Pero antes de empezar la pelea Jefta hizo un voto temerario: Si tú entregas a los amonitas en mis manos, cuando yo regrese triunfante a casa, quienquiera que sea el que salga a recibirme, será de Dios y yo se lo ofreceré en holocausto. (v. 30,31).
¿No había pensado él bien en quién podía salir a recibirlo? Quienquiera que fuera ¿no era ésa una promesa impía, que podía implicar un sacrificio humano? Él no se había puesto en ese caso.
Enseguida salió Jefta a pelear e inflingió una gran derrota a los amonitas, conquistando veinte de sus ciudades (v. 32,33).
La Escritura dice a continuación que cuando él regresó a su casa, su hija vino a recibirlo con panderos y danzas, seguramente acompañada por sus amigas, como era costumbre hacer en Israel, y harían más adelante con Saúl las doncellas cuando él volvía con David de derrotar a los filisteos (1Sm 18:6).
El texto añade solemnemente: Y ella era su única hija; no tenía fuera de ella hijo ni hija.” (Jc 11:34).

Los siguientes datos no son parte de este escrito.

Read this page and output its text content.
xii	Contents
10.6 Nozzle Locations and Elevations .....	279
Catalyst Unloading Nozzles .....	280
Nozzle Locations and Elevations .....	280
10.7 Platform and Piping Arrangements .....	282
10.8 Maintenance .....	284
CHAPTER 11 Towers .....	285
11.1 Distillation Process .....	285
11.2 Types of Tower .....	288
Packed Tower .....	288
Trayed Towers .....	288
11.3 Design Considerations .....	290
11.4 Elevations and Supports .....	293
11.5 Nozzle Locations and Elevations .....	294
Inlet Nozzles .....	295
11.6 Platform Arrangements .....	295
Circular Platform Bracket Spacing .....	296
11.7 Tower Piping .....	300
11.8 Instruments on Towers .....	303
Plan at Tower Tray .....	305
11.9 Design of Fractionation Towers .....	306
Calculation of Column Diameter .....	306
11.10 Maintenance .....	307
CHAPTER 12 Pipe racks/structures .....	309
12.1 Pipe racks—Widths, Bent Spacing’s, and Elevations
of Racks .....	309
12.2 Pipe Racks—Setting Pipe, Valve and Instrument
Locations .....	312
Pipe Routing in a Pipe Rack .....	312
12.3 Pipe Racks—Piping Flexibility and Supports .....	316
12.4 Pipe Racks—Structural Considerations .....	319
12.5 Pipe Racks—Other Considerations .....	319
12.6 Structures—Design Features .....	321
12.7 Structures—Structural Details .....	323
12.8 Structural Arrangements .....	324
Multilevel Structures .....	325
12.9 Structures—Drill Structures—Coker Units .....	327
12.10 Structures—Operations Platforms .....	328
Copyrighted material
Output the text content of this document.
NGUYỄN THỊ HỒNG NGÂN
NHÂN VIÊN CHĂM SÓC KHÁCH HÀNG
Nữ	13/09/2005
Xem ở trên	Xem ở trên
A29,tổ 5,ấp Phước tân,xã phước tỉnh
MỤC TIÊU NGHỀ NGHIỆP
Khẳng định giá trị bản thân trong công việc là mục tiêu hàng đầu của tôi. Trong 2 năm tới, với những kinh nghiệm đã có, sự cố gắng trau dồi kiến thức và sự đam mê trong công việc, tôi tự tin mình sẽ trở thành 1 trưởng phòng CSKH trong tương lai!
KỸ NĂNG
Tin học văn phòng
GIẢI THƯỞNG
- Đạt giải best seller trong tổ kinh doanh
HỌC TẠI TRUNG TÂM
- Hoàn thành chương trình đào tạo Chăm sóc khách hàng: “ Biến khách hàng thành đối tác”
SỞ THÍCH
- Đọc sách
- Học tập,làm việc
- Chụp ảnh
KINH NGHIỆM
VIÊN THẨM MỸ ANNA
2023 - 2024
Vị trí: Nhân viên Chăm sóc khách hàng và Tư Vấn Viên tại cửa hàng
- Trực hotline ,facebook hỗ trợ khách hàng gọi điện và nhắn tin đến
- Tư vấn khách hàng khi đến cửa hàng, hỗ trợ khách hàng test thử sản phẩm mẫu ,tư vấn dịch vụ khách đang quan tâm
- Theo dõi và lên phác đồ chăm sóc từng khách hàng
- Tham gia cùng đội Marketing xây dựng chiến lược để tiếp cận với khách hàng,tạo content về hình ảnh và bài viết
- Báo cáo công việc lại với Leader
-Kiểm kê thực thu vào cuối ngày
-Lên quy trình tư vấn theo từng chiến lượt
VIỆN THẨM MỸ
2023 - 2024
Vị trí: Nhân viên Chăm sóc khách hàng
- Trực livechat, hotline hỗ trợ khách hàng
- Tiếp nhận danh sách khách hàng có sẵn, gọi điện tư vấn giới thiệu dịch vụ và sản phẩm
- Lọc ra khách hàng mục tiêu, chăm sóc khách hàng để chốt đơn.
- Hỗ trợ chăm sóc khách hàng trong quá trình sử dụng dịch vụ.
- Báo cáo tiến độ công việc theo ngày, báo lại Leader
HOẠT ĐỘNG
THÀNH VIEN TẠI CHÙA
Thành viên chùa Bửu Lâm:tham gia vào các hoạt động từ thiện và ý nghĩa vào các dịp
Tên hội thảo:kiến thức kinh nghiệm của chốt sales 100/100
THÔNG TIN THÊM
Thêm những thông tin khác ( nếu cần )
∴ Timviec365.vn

Cuando él la vio desgarró sus vestidos, en señal de dolor, y dijo: ¡Ay, hija mía! En verdad me has abatido, y tú misma has venido a ser causa de mi dolor; porque le he dado palabra a Jehová, y no podré retractarme. (v. 35; cf Nm 30:2). Él debe haber sentido una punzada en el corazón al verla, y que se le congestionaba la cabeza. Ella era lo que más amaba. Toda la alegría del triunfo se desvaneció en un instante y lo que debía ser para él un motivo de gran regocijo se convirtió en un motivo de angustia y pena.
Ella le respondió: “Padre mío, si le has dado palabra a Jehová, haz de mí conforme a lo que prometiste, ya que Jehová ha hecho venganza en tus enemigos los hijos de Amón. (v. 36). ¡Qué bella la respuesta sumisa de la muchacha! Ella prefigura la oración que Jesús dirigirá a su Padre en Getsemaní, diciéndole que no se haga su voluntad sino la suya.
Aquí la pregunta es: ¿Qué fue lo que Jefta le había prometido a Dios hacer con la primera persona que saliera a recibirlo?
Este punto, así como la manera cómo se cumplió el voto, ha sido objeto de discusiones entre los comentaristas y eruditos durante siglos, sin que llegaran a ponerse de acuerdo. San Agustín la califica de “cuestión magna y ardua en extremo.” La opinión prevaleciente en los primeros siglos de la iglesia era que Jefta efectivamente ofreció a Dios sacrificar a un ser humano, porque en esa época eso no era algo impensable. Pero en el siglo XIII los eruditos judíos Kimchi, padre e hijo, así como Gerson, sostuvieron que la partícula conectiva “v” es disyuntiva y es traducida, por lo tanto, casi siempre como “o”. En consecuencia el voto que pronunció Jefta debe leerse así: “será de Dios o se la ofreceré en holocausto.” Es decir, una cosa u otra. La interpretación de estos dos autores ha influenciado la opinión de muchos intérpretes posteriores.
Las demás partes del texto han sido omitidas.